Joseph had physical courage, for he continued to abstain from sex until after the birth of Jesus. Think about it—you’re finally married and on your honeymoon night your new wife says, “Not tonight, honey.” Yeah, right. Essentially, Joseph’s whole journey was one of courage.
Have you ever asked yourself, “Where does courage come from?” Look at Matthew 1:18-19:
This is how the birth of Jesus Christ came about: His mother Mary was pledged to be married to Joseph, but before they came together, she was found to be with child through the Holy Spirit. Because Joseph her husband was a righteous man and did not want to expose her to public disgrace, he had in mind to divorce her quietly.

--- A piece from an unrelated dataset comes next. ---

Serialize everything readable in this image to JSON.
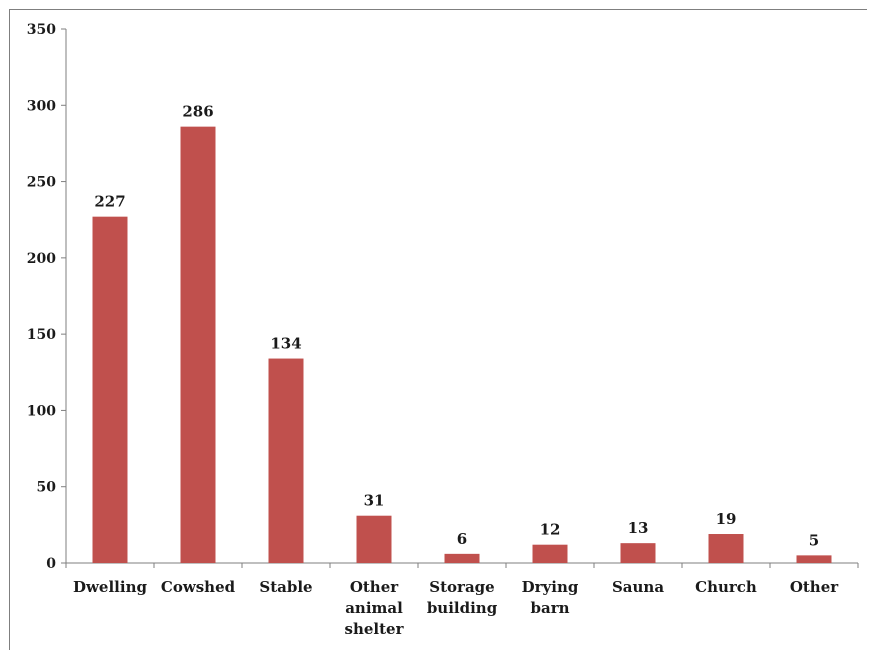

Here is the first step to becoming a man of courage: You must possess and practice personal integrity regardless of public pressure. In other words, you must be the right man to do the right things. Character always comes before courage.

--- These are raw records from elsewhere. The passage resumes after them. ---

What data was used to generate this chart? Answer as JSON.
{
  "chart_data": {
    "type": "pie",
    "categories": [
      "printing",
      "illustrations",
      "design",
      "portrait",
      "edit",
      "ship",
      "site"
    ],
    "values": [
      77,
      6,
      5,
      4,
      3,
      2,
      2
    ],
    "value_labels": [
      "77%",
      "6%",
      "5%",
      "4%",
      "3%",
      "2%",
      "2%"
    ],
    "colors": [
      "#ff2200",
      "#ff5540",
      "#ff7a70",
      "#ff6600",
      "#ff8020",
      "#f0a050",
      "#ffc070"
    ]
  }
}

For sure, he was positionally righteous. He had chosen to believe what God had said about who would come to save them. He was “justified by his faith” – by looking forward to what was coming. So in God’s eyes, Joseph was righteous in the sense that he was considered right before God.
But there’s another point to this word that we often neglect: the practical side of righteousness. The root of the word “righteousness” is “right things.” If I were to say, “You are a righteous business man,” I’d be talking to you about the practical side of your business life. You see, God takes care of the positional side of righteousness the moment I believe; I have nothing to do with that except believing in the name of his Son Jesus Christ as the only way to Heaven. It’s called justification. But, regarding practical righteousness, I cooperate with God by living out a righteous lifestyle—doing right things.
Notice the “right thing” in this text. Most likely, the right thing, at least culturally speaking, was to divorce her quietly, as verse 19 indicates. We often think the right thing for Joseph to have done was to embrace her, like the knight who comes on his horse and saves the day. And while he did do that after hearing from God, prior to his dream he was on a path to do the “right thing” even when he probably wanted to do the vindictive thing. Sure, he could have exposed her publicly, making a spectacle of her. But instead, because he was a righteous man, he was willing to do the right thing—put her away quietly. Even in his pre-God plan, he was courageous and put Mary above his own reputation.
Enter God, center stage. He gives Joseph the inside scoop, and now Joseph is beyond doing just the right thing. He is now going to do the impossible thing. God has given a new set of orders, and it is beyond simply “right.” It is now God-like. Sacrificial.
Joseph—What an inspiring example of character and courage this Christmas.
Todd Stiles is Lead Pastor of First Family Church in Ankeny.